Burou was born on 6 September 1910, in Tarbes in the Hautes Pyrénées, France, while his parents were visiting the Burou family in the nearby village of Juillan. His parents worked as schoolteachers in Algiers, where Burou spent his youth.
Burou underwent medical training at the Algiers University of Medicine. He specialized in gynecology and obstetrics at the Maternity of Mustapha Hospital in Algiers and became "Chef de Clinique" at Parnet Hospital in the Algiers suburb of Hussein Dey. During his training Burou took a special interest in anatomy, and later colleagues were reportedly highly impressed by his detailed knowledge of the anatomy of the perineum and pelvis.
From early 1943 onward Burou first served as a second lieutenant in the French Expeditionary Corps and eventually left North Africa as a military surgeon of the 2nd Moroccan Mountain Division to actively join battle at the French island of Corsica and the Italian river Garigliano and mountain of Cassino.

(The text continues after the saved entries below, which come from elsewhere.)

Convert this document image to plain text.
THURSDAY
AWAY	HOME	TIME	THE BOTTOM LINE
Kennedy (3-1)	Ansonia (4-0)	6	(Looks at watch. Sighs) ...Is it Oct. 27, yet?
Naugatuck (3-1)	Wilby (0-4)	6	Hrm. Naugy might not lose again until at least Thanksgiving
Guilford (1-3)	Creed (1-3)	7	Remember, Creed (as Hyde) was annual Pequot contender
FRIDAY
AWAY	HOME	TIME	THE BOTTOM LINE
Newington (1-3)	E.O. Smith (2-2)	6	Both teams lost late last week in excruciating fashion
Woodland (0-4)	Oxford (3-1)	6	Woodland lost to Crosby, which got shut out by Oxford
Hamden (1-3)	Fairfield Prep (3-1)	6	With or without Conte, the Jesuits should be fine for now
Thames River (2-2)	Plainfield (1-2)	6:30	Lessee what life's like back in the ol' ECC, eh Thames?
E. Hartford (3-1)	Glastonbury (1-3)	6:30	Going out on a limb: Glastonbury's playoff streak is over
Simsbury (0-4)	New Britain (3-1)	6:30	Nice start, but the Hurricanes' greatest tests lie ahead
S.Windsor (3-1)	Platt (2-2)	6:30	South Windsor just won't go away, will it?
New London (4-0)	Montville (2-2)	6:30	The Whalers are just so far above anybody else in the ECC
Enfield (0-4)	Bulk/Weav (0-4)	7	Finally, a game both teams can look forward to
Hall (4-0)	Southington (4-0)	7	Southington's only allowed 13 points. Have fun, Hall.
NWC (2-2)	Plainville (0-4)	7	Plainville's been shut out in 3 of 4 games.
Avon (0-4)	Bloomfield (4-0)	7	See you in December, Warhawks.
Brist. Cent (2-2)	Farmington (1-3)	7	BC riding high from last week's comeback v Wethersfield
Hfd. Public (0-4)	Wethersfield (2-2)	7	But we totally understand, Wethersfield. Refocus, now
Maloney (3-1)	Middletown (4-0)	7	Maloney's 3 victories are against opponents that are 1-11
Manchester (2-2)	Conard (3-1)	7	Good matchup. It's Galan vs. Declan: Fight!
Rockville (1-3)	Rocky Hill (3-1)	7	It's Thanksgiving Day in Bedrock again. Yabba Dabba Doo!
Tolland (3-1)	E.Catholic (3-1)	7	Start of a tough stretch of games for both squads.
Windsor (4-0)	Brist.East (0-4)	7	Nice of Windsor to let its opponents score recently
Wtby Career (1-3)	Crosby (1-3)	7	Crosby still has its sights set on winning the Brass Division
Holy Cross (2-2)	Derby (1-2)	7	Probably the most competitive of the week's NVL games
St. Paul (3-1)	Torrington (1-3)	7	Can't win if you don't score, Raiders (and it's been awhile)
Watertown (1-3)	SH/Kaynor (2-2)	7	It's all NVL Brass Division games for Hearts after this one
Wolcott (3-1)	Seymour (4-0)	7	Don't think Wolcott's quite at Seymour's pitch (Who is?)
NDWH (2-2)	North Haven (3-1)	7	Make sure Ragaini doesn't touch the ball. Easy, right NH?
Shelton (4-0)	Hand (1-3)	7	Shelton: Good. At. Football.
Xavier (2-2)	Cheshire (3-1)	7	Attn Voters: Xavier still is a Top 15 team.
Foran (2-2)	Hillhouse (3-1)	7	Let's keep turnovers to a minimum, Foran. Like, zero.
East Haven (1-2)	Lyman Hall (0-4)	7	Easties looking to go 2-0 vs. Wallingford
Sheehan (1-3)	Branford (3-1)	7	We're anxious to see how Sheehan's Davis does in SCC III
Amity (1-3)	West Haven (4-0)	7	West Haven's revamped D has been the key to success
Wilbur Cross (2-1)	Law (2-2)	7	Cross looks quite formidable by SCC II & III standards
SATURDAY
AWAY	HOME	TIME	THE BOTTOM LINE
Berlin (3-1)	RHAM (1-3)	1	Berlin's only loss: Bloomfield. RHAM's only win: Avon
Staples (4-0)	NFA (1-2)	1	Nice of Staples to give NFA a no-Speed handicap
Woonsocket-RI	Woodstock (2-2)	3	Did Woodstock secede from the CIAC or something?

Together with New Zealand and Indian troops, his division forced through the German Gustav Line at Cassino on May 13, 1944, the turning point in the liberation of Italy, and lost 1120 men in the process. After the liberation of Rome, Venice, and Siena, Burou landed at Cassis for the Allied campaigns in the Provence, the Alps, the Vosges, and Alsace. During the subsequent liberation of Strasburg in 1945, one of his best friends died in combat. Shortly after, when in the south of Germany, his service ended when he returned to Algiers to bury his father.
Early reports of sex reassignment surgery had been published in Germany in the 1920s, but it was not until approximately three decades later that the practice became more generally known; early surgeries were performed mostly in Europe and Casablanca. Burou operated his sex reassignment clinic, called "Clinique du Parc", in Casablanca and in 1973 reported his experience with over 3000 individual cases.
Between 1956 and 1958 Burou independently developed the anteriorly pedicled penile skin flap inversion vaginoplasty in his clinic. The technique became the "gold standard" of skin-lined vaginoplasty in trans women. Burou performed well over 800 confirmed vaginoplasties by 1974. That year, he published his technique for the first time, and presented it at the Second Interdisciplinary Symposium on Gender Dysphoria syndrome. He is said to have worked at the clinic seven days a week, and frequently up to fifteen hours each day.